I recently took my first real vacation in decades: fun destination, no work obligations, no family, no to-do list. It was delightful (and addictive — I’m planning more trips like this in the future).
If you’re part of the 52% of Americans who left PTO days unused last year — or someone who doesn’t really get away from it all — book some tickets to somewhere very far from your everyday life right now.
A recent interview I did with a certified financial planner opened my eyes to the power of compounding savings. If I had invested just $100 a month starting ten years ago, I could have almost $17,000 in my bank account now.
Fortunately, it’s never too late to start saving.
I spent most of my college years focused on required classes for my English major. I missed out on subjects like history, biology, and art history that would have enriched my life, even if they might have hurt my grades.
Now I embrace things that don’t come easily to me.
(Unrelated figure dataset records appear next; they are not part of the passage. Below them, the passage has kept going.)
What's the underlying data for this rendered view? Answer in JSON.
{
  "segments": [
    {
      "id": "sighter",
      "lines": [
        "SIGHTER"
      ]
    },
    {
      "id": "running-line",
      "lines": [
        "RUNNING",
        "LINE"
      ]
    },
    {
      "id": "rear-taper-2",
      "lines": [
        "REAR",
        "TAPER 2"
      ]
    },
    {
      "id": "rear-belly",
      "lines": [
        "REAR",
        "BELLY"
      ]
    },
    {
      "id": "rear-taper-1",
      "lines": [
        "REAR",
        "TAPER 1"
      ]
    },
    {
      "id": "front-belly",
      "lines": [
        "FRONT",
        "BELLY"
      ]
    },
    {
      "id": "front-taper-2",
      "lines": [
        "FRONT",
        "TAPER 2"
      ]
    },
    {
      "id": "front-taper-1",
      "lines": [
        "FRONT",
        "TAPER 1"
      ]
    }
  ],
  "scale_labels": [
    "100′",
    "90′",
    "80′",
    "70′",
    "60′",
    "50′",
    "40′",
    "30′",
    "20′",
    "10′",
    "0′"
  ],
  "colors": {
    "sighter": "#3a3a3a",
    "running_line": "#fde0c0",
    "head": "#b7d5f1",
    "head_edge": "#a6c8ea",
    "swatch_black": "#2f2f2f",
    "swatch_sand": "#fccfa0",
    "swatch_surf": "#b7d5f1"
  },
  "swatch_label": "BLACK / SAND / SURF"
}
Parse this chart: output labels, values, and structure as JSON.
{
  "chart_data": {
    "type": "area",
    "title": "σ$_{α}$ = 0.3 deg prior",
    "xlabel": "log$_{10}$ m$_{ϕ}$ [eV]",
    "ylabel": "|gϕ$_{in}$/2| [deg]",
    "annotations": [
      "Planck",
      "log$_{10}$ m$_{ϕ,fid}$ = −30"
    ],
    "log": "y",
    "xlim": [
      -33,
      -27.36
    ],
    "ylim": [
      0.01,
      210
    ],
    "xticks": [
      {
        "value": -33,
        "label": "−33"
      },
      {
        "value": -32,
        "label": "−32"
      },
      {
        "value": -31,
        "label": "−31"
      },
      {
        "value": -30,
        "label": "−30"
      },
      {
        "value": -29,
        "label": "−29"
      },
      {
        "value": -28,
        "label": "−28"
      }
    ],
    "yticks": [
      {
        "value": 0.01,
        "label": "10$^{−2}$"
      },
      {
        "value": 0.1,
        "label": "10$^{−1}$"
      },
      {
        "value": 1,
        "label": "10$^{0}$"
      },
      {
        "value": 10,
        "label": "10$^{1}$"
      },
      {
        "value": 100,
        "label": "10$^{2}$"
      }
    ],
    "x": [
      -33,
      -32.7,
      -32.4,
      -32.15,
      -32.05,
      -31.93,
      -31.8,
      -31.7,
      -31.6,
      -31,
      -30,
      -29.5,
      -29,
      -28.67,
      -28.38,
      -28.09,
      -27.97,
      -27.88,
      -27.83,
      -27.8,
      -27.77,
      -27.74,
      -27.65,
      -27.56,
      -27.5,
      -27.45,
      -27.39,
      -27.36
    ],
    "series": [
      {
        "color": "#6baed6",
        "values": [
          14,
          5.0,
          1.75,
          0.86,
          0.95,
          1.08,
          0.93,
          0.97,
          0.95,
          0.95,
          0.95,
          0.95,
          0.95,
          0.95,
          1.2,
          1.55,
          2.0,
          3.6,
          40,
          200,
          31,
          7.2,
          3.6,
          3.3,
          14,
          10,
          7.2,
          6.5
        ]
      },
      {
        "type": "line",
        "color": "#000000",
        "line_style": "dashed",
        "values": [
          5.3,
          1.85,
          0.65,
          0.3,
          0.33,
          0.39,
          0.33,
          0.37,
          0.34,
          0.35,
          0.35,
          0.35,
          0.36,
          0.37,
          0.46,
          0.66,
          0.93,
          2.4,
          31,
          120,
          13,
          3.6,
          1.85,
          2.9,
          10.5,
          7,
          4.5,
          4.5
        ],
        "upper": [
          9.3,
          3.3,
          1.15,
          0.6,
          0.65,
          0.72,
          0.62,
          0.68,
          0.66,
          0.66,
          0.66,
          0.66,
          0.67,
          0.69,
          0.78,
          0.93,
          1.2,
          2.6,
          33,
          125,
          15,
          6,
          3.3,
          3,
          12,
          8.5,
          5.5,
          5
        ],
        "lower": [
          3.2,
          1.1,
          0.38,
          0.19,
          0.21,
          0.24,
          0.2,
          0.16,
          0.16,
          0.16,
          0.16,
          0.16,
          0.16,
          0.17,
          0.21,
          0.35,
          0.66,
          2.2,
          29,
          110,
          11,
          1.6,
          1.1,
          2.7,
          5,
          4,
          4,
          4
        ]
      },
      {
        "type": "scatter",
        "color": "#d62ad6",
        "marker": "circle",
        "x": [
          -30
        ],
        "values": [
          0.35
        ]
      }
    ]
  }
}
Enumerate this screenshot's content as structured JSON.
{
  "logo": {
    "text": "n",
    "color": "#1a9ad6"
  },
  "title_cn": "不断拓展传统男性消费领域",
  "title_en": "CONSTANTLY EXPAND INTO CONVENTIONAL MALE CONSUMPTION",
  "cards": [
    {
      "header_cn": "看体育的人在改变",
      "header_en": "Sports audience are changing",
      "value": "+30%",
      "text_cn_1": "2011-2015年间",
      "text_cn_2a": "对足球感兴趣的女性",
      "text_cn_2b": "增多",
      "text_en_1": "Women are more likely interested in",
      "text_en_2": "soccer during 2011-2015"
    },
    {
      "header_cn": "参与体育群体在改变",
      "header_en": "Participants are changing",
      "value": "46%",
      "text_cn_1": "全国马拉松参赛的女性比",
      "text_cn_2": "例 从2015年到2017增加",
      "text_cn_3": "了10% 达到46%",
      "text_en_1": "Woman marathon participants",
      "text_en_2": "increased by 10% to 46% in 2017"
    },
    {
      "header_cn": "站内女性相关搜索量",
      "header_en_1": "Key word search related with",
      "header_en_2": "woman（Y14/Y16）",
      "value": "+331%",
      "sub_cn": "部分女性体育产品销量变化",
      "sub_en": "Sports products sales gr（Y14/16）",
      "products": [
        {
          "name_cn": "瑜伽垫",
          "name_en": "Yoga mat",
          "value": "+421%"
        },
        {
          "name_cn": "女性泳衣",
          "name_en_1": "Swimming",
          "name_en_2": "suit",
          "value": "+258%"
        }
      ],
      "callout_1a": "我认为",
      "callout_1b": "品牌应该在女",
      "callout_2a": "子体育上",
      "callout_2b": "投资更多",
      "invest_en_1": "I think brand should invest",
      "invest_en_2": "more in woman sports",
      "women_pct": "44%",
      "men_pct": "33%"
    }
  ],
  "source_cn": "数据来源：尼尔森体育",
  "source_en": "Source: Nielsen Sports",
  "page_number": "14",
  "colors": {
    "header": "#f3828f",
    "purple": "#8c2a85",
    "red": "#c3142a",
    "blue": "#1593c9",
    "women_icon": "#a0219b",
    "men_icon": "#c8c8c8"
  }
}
I bought an accordion and taught myself to play. I’m terrible, but it’s great fun (for me — not for my neighbors).
It’s humbling to pursue a hobby I’m bad at, but there are cognitive benefits to learning new skills.
After a lifetime of frugal shoe purchases, I splurged on a pair of designer boots. It was the best purchase I’ve ever made. They have lasted much longer than less expensive shoes and they make me look arty and professional at the same time.
Never underestimate the power of an awesome pair of shoes.
I’m not a natural caretaker — I’d make a terrible nurse. But I took a turn caring for my mother-in-law when she was dying of cancer, and it was one of the best things I ever did.
I learned I have the capacity to do things I thought I couldn’t. And I got precious time with someone I loved.
I’m an introvert, so my default answer to invitations has usually been no. But, no matter how tired or busy I was, being a couch potato wasn’t serving me well.
I often regret saying no, but I rarely regret the adventures I say yes to. Saying yes recently got me to The Moth for the first time (big fun) and to a fabulous bike ride along a river trail. Who knows where “yes” might take me next.